I stumbled across Shannon’s Number today after I finished a game of online Chess. I had googled “Chess Permutations” and was not at all surprised to see there was not only an answer, but an entire branch of mathematics devoted to the subject. Shannon’s number is essentially the potential possible “games” of chess that can exist. The number of possible game permutations is 10^120. This is larger than the number of atoms in the observable universe (only 10^80). This number is so unfathomably large it’s not worth attempting to fathom. You can be pretty confident, though, every time you play a game of chess that lasts 40+ moves, no one in the history of time has played an identical game. In a world where true novelty is hard to come by, I feel proud knowing every game I play, I am 1 in a 10^120.

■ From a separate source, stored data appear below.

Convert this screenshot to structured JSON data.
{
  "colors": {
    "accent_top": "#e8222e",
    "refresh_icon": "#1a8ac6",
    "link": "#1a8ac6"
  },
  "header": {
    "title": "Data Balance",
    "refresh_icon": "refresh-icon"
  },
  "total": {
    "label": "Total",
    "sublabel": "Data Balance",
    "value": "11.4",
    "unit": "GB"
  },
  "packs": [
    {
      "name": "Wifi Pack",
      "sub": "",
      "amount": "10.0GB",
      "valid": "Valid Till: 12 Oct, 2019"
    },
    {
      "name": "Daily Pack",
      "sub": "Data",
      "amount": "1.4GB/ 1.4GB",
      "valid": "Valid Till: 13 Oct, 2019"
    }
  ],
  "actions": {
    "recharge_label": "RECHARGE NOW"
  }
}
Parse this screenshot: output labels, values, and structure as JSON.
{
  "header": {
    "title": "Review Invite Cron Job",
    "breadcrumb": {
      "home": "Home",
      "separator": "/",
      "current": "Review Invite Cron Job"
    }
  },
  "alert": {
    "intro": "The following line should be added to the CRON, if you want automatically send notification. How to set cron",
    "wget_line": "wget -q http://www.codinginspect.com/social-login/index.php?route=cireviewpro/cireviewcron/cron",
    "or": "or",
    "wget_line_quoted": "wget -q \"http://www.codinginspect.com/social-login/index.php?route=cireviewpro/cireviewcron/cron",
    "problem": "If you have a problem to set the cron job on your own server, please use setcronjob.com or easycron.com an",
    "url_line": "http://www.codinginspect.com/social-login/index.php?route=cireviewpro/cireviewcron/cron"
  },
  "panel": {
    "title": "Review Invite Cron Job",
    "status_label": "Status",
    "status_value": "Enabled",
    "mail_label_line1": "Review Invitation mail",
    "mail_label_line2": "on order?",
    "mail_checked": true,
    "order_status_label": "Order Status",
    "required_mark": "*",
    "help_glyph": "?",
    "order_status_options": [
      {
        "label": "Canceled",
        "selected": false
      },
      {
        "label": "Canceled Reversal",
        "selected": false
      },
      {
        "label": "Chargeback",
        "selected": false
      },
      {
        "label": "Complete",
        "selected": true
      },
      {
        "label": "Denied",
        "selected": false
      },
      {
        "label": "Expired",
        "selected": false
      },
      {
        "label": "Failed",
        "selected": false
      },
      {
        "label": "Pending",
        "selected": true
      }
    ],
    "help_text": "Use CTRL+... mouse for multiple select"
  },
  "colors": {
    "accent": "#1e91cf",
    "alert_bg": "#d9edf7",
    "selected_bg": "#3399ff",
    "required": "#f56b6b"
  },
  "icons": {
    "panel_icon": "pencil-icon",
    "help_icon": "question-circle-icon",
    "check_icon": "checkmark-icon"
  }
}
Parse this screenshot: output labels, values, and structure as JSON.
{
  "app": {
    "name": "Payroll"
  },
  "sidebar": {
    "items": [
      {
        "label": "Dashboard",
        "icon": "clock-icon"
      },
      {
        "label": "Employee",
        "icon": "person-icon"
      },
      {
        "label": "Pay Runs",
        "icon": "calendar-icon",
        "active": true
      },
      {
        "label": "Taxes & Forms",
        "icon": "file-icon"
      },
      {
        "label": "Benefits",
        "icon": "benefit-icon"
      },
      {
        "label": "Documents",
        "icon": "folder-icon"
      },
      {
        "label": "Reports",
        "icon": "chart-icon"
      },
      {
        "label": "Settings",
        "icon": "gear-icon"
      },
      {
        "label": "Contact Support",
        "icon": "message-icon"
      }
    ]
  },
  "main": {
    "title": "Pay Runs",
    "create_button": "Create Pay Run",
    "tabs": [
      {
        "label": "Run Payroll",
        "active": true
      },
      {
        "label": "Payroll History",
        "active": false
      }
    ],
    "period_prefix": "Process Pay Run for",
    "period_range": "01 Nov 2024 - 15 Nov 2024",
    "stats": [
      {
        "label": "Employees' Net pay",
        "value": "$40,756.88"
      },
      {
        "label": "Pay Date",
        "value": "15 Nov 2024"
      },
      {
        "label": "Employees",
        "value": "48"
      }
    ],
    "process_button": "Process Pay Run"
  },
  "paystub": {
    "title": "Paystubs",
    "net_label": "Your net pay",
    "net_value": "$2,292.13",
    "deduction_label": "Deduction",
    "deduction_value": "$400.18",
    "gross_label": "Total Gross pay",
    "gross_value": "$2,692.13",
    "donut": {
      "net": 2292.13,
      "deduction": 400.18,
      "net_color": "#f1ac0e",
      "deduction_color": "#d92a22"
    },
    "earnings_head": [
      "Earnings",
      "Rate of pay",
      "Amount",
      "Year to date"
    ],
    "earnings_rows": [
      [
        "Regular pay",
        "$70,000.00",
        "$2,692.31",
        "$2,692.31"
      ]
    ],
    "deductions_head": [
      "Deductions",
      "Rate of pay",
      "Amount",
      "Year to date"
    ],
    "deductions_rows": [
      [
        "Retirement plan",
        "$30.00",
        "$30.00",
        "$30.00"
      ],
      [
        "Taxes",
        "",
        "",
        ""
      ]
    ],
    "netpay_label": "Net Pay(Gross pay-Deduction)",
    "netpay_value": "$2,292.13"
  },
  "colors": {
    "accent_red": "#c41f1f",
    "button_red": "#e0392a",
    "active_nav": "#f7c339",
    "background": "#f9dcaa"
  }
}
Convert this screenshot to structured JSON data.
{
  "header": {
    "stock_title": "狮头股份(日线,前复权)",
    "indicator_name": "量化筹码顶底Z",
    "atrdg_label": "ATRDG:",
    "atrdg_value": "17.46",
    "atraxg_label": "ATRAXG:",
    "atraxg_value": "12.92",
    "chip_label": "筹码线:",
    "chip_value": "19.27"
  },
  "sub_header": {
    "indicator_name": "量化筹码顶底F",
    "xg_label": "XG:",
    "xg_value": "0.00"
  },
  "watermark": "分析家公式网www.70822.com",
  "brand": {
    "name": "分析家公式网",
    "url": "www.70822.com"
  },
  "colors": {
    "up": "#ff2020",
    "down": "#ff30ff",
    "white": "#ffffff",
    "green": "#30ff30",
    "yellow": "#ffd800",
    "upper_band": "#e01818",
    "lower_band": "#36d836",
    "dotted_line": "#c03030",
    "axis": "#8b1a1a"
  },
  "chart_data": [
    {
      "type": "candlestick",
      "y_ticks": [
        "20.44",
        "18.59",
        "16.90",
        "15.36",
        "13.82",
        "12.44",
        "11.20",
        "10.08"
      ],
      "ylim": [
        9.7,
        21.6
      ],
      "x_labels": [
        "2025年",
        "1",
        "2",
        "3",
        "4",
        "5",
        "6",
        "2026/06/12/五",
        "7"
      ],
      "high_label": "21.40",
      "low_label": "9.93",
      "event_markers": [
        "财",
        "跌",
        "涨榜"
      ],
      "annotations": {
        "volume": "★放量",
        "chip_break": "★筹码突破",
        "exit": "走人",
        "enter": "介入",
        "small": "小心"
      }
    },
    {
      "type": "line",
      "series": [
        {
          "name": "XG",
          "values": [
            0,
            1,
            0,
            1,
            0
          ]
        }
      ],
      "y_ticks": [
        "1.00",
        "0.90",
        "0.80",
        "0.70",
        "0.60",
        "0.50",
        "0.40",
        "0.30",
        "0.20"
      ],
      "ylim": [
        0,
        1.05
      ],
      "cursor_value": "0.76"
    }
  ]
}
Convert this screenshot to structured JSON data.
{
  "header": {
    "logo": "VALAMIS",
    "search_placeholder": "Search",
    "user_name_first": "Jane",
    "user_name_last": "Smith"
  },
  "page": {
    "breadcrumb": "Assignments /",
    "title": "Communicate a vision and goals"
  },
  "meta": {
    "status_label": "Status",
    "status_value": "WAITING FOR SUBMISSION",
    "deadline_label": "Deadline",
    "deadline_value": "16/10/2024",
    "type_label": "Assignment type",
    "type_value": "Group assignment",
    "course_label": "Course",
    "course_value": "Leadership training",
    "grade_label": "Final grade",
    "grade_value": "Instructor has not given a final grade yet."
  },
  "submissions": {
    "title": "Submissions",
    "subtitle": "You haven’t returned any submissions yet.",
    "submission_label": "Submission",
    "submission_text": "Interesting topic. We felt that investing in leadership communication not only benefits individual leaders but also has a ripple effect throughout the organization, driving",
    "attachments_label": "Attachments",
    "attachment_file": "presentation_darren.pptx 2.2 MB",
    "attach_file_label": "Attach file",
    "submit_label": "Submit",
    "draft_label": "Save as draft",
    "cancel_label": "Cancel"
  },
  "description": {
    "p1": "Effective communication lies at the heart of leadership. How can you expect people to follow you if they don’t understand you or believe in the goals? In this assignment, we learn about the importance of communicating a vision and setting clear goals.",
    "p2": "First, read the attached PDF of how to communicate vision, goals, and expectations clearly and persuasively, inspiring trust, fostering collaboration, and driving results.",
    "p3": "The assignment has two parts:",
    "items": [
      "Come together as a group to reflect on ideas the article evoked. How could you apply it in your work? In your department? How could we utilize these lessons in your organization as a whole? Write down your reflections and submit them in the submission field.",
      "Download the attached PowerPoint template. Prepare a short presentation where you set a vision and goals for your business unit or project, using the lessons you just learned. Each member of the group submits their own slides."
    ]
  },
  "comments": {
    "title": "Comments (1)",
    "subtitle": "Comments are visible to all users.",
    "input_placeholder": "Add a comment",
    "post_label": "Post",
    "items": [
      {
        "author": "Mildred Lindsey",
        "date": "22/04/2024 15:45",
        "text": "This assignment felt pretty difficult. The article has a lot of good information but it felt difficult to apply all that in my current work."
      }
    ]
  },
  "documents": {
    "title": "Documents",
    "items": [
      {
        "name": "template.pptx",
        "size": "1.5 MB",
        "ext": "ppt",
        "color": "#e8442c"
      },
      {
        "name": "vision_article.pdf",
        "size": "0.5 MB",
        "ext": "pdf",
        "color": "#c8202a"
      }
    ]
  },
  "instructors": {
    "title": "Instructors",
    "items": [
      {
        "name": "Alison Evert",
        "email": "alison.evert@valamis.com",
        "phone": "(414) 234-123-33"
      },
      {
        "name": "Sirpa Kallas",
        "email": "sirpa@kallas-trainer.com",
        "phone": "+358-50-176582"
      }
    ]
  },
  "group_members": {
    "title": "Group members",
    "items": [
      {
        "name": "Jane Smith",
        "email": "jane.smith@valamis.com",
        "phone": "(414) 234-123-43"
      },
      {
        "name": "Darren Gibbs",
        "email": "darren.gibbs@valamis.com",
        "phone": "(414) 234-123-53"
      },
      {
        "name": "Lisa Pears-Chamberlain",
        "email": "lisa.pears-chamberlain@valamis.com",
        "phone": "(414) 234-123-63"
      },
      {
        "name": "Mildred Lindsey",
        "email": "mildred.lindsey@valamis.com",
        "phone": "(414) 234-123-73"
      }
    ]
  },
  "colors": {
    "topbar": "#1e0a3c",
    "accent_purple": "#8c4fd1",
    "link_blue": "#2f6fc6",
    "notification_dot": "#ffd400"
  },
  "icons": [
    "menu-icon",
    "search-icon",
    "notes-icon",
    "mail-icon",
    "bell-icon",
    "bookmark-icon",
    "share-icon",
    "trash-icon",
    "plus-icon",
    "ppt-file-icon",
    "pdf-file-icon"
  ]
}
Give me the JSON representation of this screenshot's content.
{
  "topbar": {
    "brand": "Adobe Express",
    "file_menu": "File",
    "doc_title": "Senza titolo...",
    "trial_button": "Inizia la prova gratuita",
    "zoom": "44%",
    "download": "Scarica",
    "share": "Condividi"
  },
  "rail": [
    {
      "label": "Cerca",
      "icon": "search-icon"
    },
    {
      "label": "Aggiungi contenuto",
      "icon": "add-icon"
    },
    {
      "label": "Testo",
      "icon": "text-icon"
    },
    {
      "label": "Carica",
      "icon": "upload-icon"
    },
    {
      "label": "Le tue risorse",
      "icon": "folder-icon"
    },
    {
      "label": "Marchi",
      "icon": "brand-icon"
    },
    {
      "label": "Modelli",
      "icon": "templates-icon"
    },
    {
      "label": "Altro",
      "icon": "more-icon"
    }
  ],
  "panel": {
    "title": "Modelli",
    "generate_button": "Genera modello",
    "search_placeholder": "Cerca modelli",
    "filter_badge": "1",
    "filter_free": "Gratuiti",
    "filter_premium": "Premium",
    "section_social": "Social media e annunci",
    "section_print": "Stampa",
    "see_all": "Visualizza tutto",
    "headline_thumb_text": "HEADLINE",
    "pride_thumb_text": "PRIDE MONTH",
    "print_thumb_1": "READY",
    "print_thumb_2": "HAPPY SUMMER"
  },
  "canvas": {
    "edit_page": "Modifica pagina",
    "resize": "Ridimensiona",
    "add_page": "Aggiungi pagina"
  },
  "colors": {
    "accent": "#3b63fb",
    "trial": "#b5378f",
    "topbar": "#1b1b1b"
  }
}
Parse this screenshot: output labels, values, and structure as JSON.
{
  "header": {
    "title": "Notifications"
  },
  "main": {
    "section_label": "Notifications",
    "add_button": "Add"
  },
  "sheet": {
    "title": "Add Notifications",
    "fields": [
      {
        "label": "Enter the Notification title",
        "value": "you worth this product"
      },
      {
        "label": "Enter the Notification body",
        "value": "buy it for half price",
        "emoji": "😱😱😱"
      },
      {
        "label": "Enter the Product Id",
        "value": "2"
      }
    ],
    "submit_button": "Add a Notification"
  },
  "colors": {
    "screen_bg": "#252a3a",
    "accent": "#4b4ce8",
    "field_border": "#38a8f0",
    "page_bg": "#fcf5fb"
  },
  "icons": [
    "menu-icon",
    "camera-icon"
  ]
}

While I feel an unearned sense of pride in the uniqueness of my chess games, the sheer abundance of possibilities simultaneously fills me with a sense of existential dread. Chess is an unsolvable game (short of a breakthrough in Quantum computing) which means that there is no known optimized series of moves to definitively force victory as either White or Black. Thank god for this. If Chess was “solved” the game as we know it would cease to exist. It would be treated as trivial as tic-tac-toe, and I wouldn’t know what to do with the extra hours of my week when I would otherwise be playing.
This concept of “insolvability” echoes a sentiment I am feeling in my work currently. We are experiencing our largest period of growth in our company, ERIN’s, short life: we have many large enterprise customers using the product daily, while onboarding more each month. Simultaneously propping up the product and supporting our current customers, while building and selling new features to attract additional customers is causing a strain on our finite resources. It reminds me of defending and attacking simultaneously while down a piece in Chess. I wish I could open a book or boot up an engine to tell me the optimal next moves to victory, but I have accepted that this is impossible. In fact I should not only accept this fact, I should be grateful - it is what makes my job so interesting and enjoyable.
Like in Chess, no one has never been in our company’s exact position at this exact point in time with our exact resources and issues. Our issues are “unsolvable” in an academic sense of the word. That being said, there is a path to victory I am sure, we will just have to find it over the board.